The son of Professor Clemenz Hess, Walter Rudolf Hess was born at Frauenfeld, Switzerland, on March 17, 1881. In 1900 he became a medical student at the University of Lausanne, and after more study in Switzerland and Germany, he graduated from the University of Zurich in 1906. He became a practicing ophthalmologist, but in 1912 he turned to physiology. In 1917 Hess was appointed professor of physiology and director of the Institute of Physiology at the University of Zurich.
Hess soon became interested in the study of the autonomic nervous system, the nerves that originate at the base of the brain and extend throughout the spinal cord. These nerves control such functions as digestion and also trigger the response of organs to such stimuli as stress. In 1925 Hess began work on the influence of the diencephalon (interbrain)—especially the hypothalamus—in relation to the regulation of involuntary activities that enable the individual to function as an integrated organism.
At the time, it was known that the autonomic nervous system was divided into the sympathetic and the parasympathetic and that these two divisions were in general mutually antagonistic. Involuntary muscles and glands were supplied by two types of fibers, one excitatory and the other inhibitory. But much less was known about the action of the central origins of the autonomic nervous system in the brain, mainly in the hypothalamus. A few scientists had observed the reactions in animals following stimulation of poorly localized areas of the hypothalamus. It thus came to be realized that the hypothalamus, through the autonomic nervous system, controlled the automatic functions of the body, such as the blood supply to muscles and organs, mechanism of heat regulation, activity of the gastrointestinal tract, and the regulation of basal metabolism, of the sugar content of the blood, and of blood pressure. But to a large extent, the exact areas responsible for such functions had never been precisely localized.
Hess developed his own brilliant technique for the investigation of such problems. Others had used needle electrodes implanted in the hypothalamus to pass an electric current to a desired area, but locations were generally not precise. Hess implanted his electrodes accurately under general anesthesia. The needle electrode, insulated except at the very tip, was connected to a frame fixed to the skull. When the animal had recovered from the operation, a very weak current was passed through the electrode, and the animal's reaction, giving the result of stimulation at the site of the tip of the electrode, was very carefully recorded. After repeated observations of this type, the minute area around the tip of the electrode was coagulated by a current, and the animal's reaction was again recorded. At autopsy, serial sections were made of the animal's brain in order to identify the exact situation at the tip of the electrode. The correlation of these clinical and anatomical findings involved a very careful recording technique. Hess's experiments were carried out on a scale never previously attempted.

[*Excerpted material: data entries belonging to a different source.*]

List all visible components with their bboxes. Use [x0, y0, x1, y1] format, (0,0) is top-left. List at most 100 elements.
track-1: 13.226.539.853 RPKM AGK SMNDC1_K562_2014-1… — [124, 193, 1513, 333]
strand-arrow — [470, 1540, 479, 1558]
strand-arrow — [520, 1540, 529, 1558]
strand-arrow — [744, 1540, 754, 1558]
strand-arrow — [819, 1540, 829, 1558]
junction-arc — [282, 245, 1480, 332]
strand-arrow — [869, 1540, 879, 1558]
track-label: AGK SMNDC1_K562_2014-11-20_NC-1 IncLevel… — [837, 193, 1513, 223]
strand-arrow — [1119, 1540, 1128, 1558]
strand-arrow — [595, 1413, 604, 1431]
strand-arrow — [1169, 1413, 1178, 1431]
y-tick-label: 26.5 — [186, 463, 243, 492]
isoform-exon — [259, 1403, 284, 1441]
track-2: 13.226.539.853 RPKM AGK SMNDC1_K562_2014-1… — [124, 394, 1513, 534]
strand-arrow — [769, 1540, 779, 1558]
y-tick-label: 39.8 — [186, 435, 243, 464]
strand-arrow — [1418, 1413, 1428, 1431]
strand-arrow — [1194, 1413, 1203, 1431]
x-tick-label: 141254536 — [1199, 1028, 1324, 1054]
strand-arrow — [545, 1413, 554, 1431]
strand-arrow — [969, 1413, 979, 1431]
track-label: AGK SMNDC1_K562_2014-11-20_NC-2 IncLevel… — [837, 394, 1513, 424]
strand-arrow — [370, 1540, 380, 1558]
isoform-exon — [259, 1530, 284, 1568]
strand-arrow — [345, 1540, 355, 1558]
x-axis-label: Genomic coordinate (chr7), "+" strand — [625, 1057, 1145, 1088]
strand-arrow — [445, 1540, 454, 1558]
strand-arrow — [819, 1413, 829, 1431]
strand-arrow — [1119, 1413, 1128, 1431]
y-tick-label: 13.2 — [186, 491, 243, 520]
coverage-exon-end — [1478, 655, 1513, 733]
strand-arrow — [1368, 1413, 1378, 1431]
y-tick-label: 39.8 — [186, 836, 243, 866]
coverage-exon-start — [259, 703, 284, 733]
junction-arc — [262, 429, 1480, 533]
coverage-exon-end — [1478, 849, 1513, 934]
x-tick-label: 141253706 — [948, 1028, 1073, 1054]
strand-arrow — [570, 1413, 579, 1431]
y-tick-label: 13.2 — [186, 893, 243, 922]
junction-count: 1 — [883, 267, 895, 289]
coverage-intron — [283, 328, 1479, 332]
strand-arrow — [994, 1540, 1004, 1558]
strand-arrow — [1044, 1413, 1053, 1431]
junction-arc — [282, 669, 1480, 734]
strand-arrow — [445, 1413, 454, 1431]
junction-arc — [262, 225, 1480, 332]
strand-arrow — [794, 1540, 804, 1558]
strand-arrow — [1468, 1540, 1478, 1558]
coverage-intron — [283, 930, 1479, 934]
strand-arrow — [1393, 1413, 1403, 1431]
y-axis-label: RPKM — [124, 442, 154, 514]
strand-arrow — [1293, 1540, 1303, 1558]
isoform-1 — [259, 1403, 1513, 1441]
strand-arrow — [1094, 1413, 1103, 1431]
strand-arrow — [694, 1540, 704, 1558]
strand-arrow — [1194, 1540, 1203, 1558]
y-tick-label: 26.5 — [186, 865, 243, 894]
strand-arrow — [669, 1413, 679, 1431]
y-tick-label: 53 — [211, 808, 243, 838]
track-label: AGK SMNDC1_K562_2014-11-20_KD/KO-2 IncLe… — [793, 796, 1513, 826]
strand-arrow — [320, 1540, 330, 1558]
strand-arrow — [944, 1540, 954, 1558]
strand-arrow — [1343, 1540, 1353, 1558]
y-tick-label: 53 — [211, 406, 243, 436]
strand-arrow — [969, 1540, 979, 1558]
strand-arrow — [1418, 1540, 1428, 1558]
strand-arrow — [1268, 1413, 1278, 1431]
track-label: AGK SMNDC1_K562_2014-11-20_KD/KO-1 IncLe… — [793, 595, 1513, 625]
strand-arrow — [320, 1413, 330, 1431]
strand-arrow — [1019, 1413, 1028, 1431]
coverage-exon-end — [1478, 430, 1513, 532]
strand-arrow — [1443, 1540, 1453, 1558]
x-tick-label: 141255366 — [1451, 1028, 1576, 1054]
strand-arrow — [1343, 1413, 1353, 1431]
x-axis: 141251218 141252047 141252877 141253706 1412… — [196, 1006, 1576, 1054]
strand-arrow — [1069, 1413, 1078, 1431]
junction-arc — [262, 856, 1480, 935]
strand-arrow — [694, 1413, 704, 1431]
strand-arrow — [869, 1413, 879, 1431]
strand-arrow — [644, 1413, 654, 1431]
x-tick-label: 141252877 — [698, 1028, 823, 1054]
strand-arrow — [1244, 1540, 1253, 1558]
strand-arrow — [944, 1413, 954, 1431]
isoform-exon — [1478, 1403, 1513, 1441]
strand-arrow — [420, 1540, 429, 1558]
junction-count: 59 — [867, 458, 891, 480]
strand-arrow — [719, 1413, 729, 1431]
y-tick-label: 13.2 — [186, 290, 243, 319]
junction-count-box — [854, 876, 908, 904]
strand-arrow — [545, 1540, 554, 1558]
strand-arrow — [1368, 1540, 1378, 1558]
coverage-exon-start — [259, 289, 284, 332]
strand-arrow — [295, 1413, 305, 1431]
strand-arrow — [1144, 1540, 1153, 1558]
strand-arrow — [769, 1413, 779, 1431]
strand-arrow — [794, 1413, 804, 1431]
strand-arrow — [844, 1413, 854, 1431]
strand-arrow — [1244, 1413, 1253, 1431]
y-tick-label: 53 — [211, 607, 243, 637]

Hess proved conclusively that bodily functions, triggered by the sympathetic division of the autonomic nervous system, are related to the posterior and middle parts of the hypothalamus. Stimulation of a certain area of the hypothalamus of a cat produces all the symptoms of rage. Stimulation of another defined area produces parasympathetic, not sympathetic, effects; the cat relaxes and falls asleep. By these methods Hess mapped out the influence of the hypothalamus, and for his work he was awarded a Nobel Prize, with Antonio Egas Moniz, in 1949.
After his official retirement in 1951, Hess continued to work in the Institute of Physiology. He was already the author of several books, and in 1956 he published an atlas of sections of the hypothalamus and the thalamus. In 1962 he published a work that related his research to psychosomatic phenomena and the behavior pattern of the individual (2d ed., 1968). Hess received many honors, including honorary degrees from four universities and in 1971, the Johannes Müller Medal. He died in Locarno, Switzerland, on Aug. 12, 1973.
Further Reading on Walter Rudolf Hess
There is a biography of Hess in Nobel Lectures, Physiology or Medicine, 1942—1962 (1964), which also includes his Nobel Lecture. For the physiology of the autonomic system and hypothalamus see J. F. Fulton, Physiology of the Nervous System (3d ed. 1949). For the historical aspects see J. Beattie in W. E. LeGros Clark and others, The Hypothalamus (1938).